After proving that two of our ENA fusion constructs gave a consistent, rapid decrease in dissolved calcium concentrations, we wanted to prove that our proteins are to thank for that and add proof to their proposed mode of action as biomineralization catalyst (see design). That’s why we wanted to catch them in the act.

To do so, ENA fusion fibers were added to hard water, recovered by sedimentation, and taken to a transmission electron microscope (better known as TEM) to visually inspect wild type ENA fibers and our ENA fusion constructs. Look at the pictures down below and see our proteins in action! We’ve provided some notes to help you analyze them. One thing to keep in mind: all pictures were taken without addition of negative staining salts such as uranyl acetate. This results in lower contrast images of the fiber features, but allows us to better appreciate a possibly altered contrast by calcium binding,

Let’s start with getting to know ENA a little better;

Now, when we place our water softening ENA fusion fibers in hard water we see the following occur!

Exciting right? Let’s analyze.

Macroscopically it looks like this:

Unlike WT ENA fibers, addition of our active ENA fusions to hard water results in a rapid increase in turbidity, followed by sedimentation of an insoluble aggregate of entangled fibers and associated calcium carbonate crystals. Hurrah! We’re precipitating out calcium carbonate from our water. ​

So what about cost and efficiency?

If you’re more into numbers; the experiment described in depth in the engineering success page might be more enticing to you. There, through a titration that indicates free calcium, we proved that our constructs had a decrease of up to 25% in different commercial water types. Here you can see the final results, with the negative control being the titration results for just the pure water.
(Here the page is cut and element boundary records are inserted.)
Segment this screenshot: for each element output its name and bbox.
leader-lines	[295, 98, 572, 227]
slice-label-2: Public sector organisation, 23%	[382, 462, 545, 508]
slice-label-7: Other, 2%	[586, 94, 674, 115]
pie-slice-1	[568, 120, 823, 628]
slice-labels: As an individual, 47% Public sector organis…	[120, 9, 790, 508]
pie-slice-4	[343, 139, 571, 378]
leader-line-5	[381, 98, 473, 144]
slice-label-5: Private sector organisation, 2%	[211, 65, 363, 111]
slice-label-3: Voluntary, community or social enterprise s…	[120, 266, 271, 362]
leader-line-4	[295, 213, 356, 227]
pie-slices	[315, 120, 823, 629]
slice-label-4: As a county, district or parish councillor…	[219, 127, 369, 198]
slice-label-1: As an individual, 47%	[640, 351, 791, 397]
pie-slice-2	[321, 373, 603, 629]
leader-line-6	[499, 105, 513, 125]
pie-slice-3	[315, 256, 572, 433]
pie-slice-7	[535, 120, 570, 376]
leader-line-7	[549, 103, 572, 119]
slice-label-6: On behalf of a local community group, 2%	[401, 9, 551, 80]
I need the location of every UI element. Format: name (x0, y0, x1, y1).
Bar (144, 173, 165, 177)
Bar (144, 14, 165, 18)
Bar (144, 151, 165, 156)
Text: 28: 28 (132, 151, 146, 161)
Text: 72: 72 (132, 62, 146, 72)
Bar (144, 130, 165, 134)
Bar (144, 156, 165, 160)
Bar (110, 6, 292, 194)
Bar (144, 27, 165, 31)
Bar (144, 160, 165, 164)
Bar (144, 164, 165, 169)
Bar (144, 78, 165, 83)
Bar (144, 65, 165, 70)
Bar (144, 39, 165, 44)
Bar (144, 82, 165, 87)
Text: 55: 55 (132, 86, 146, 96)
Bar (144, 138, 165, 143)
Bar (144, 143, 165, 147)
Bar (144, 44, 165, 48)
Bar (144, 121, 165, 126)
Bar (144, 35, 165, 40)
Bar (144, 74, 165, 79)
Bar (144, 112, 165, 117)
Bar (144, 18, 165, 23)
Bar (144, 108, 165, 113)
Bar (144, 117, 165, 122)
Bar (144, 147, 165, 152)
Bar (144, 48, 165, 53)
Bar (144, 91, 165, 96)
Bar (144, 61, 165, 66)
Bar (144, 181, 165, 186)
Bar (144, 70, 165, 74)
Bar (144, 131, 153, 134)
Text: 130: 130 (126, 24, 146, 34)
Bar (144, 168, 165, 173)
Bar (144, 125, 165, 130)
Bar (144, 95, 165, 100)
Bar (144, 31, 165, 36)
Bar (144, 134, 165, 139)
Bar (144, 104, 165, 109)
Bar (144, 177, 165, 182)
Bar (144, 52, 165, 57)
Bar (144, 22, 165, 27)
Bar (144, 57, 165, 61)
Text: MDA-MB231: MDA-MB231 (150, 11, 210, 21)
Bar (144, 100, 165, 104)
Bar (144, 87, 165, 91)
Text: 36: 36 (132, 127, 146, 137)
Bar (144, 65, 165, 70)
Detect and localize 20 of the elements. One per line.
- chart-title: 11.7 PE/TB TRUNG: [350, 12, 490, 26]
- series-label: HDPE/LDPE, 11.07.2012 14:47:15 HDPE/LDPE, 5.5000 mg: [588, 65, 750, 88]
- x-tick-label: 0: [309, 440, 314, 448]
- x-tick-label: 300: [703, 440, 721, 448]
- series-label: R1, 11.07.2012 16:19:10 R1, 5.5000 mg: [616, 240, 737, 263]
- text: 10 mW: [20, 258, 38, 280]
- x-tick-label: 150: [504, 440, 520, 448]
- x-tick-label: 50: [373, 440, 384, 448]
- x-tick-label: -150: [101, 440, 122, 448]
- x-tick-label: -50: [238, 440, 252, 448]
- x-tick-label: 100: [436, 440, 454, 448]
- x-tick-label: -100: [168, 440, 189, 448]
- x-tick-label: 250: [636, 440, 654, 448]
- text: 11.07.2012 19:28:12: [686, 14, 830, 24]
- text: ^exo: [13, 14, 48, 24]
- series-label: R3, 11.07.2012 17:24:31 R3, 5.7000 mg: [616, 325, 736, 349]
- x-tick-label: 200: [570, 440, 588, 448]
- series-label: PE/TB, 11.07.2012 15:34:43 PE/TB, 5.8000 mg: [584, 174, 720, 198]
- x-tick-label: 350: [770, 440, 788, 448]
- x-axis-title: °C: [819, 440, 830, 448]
The way we think our protein works is by catalysing the reaction from calciumcarbonate in solution to a solid crystalline form. Another way it could be reducing free calcium is by just binding it. Where we don’t have conclusive proof that shows that this isn’t happening, we do have some strong indications.

That last point is shown by this graph. This indicates our protein could work in a setting of heatened water to remove supersaturated calcium carbonate to relevant levels, all tests were done after 1 minute indicating a fast working. In the future we would like to get rid of the heating step by improving amounts of calciumcarbonate formation by for example adding carbonic anhydrases.

Finally, to start getting an idea on costs of implementing our solution the production capacity for E. coli was tested and showed the following results.

Impressive yield, no? We find that up to 54% of the E. coli wet weight consists of our ENA fusions, which are quite conveniently recovered by cell lysis and lysozyme treatment, followed by boiling in SDS and precipitation of the resulting ENA fusion slurry. That’s it, this is our active product, which can be diluted at least down to 290*10^-9 mg / mL whilst retaining full water softening capacity. That means, theoretically, starting from 1L of E. coli culture, we can soften up to 160*10⁹ L of hard water. Leading us to believe this might work on relevant volumes in an industrial setting.